Нацуме уселся в кресле поудобнее и, разглядывая в зеркало щетину на своем подбородке, сказал:
— Да, побриться мне не мешает. Даже очень кстати.
В это время послышался стук в закрытую дверь, и громкий грубый голос требовательно прокричал:
— Эй, дядя Костя, рано закрылся! Давай открывай!
Парикмахер подошел к двери.
— Чего стучите? Разве я не имею права пообедать? Вот люди, — с укоризной проговорил он, — не могут подождать.
— Ладно, не сердись, — ответил голос. — Валяй обедай, я подожду.
Но парикмахер смилостивился и отпер дверь.
— Входи. Так и быть, обслужу тебя до обеда. Впустив посетителя, дядя Костя вернулся к Нацуме.
Теперь, уж конечно, говорить ни о чем было нельзя, и поэтому дядя Костя и Нацуме обменивались лишь обычными фразами, какими обмениваются парикмахер и клиент.
— Вас бритва не беспокоит?
— Нет, спасибо.
— Одеколончику прикажете?
— Пожалуйста.
— Пудру положить?
— Не надо. Сколько я вам должен?
— Три рубля пятьдесят копеек.
— Получите, пожалуйста.
Нацуме расплатился и вышел из парикмахерской.
До назначенного для свидания часа оставалось еще довольно много времени, и Нацуме зашел пообедать в какую-то столовую. Ни на кого не глядя, стараясь ни с кем не встретиться глазами, он быстро покончил с обедом и, выйдя на улицу, смешался с толпой.
Вечерело. Заходящее солнце золотило водную гладь Татарского залива. Постепенно город окутывали вечерние сумерки. В городском парке зажглись огни.
Нацуме сидел на скамеечке в боковой темной аллее и прислушивался к доносившейся с танцевальной площадки музыке. Народу в парке было еще мало.
Нацуме посмотрел на часы. Они показывали без двадцати пяти восемь.
Оркестр на танцплощадке заиграл вальс «Амурские волны», с каждой минутой на аллеях прибавлялось все больше и больше прогуливающихся парочек.

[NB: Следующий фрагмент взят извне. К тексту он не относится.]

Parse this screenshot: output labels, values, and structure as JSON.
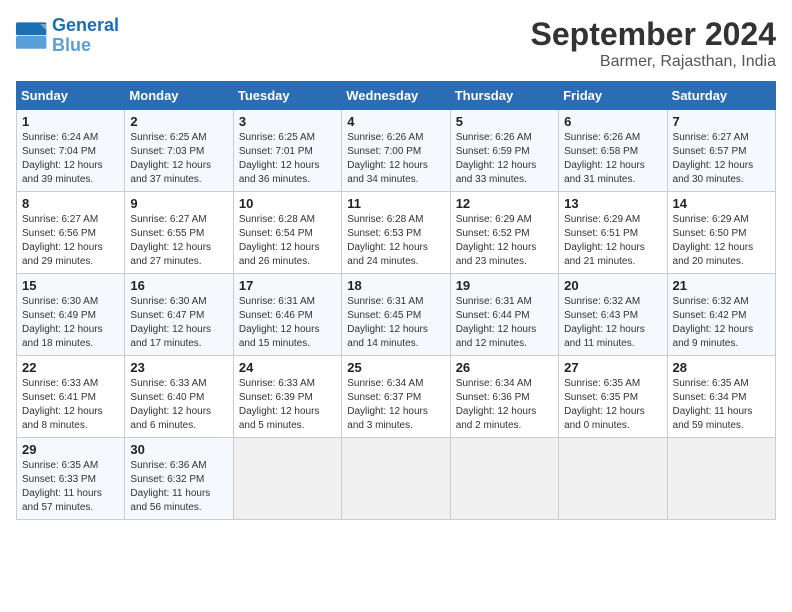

Дядя Костя стоял возле гостиницы. Когда из-за угла показался Нацуме, дядя Костя повернулся и пошел прочь от гостиницы по пустынной, плохо освещенной улице.
Нацуме шел, то и дело попадая в лужи, и злился. Дядя Костя почему-то не внушал ему доверия, и ему казалось, что этот русский обязательно втянет его в какую-нибудь неприятную историю.
В одном месте Нацуме оступился и упал. Дядя Костя даже не обернулся.
Нацуме обозлился еще больше, хотя понимал, что парикмахер поступил правильно и совершенно незачем обнаруживать им интерес друг к другу.
Перед тем как свернуть в переулок, дядя Костя остановился на углу, чтобы показать Нацуме, куда идти дальше.
Переулок тонул во мраке, здесь не было ни одного фонаря.
Вдруг впереди темноту прорезал ослепительный луч автомобильных фар.
Дядя Костя и Нацуме невольно отступили с дороги к тянущемуся вдоль переулка забору.